Download and Build SinglephaseChanAndVeseSparseFieldLevelSetSegmentation

Click here to download SinglephaseChanAndVeseSparseFieldLevelSetSegmentation and its CMakeLists.txt file. Once the tarball SinglephaseChanAndVeseSparseFieldLevelSetSegmentation.tar has been downloaded and extracted,

cd SinglephaseChanAndVeseSparseFieldLevelSetSegmentation/build
  • If ITK is installed:
cmake ..
  • If ITK is not installed but compiled on your system, you will need to specify the path to your ITK build:
cmake -DITK_DIR:PATH=/home/me/itk_build ..

Build the project:

make

and run it:

./SinglephaseChanAndVeseSparseFieldLevelSetSegmentation

WINDOWS USERS PLEASE NOTE: Be sure to add the ITK bin directory to your path. This will resolve the ITK dll's at run time.
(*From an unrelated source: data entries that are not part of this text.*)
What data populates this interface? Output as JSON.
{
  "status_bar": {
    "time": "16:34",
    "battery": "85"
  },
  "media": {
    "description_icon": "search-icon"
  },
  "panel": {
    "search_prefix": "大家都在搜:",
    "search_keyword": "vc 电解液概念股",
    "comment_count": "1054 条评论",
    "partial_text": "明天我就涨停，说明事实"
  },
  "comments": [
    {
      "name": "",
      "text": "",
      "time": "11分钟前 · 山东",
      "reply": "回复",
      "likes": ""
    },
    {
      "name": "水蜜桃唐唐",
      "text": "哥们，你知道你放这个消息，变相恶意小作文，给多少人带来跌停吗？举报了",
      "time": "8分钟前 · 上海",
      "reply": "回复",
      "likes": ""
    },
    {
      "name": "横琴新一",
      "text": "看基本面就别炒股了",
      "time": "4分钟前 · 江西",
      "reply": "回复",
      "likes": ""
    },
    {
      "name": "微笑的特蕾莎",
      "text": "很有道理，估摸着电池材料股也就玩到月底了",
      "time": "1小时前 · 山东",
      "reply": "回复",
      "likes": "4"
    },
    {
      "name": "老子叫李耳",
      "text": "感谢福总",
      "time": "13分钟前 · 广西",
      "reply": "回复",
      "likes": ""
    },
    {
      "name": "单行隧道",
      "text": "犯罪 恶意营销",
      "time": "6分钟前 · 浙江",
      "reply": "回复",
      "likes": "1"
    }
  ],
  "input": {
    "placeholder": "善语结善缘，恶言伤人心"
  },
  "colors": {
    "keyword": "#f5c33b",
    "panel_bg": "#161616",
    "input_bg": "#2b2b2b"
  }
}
Building All of the Examples

Many of the examples in the ITK Wiki Examples Collection require VTK. You can build all of the the examples by following these instructions. If you are a new VTK user, you may want to try the Superbuild which will build a proper ITK and VTK.

ItkVtkGlue

ITK >= 4

For examples that use QuickView (which depends on VTK), you must have built ITK with Module_ITKVtkGlue=ON.

ITK < 4

Some of the ITK Examples require VTK to display the images. If you download the entire ITK Wiki Examples Collection, the ItkVtkGlue directory will be included and configured. If you wish to just build a few examples, then you will need to download ItkVtkGlue and build it. When you run cmake it will ask you to specify the location of the ItkVtkGlue binary directory.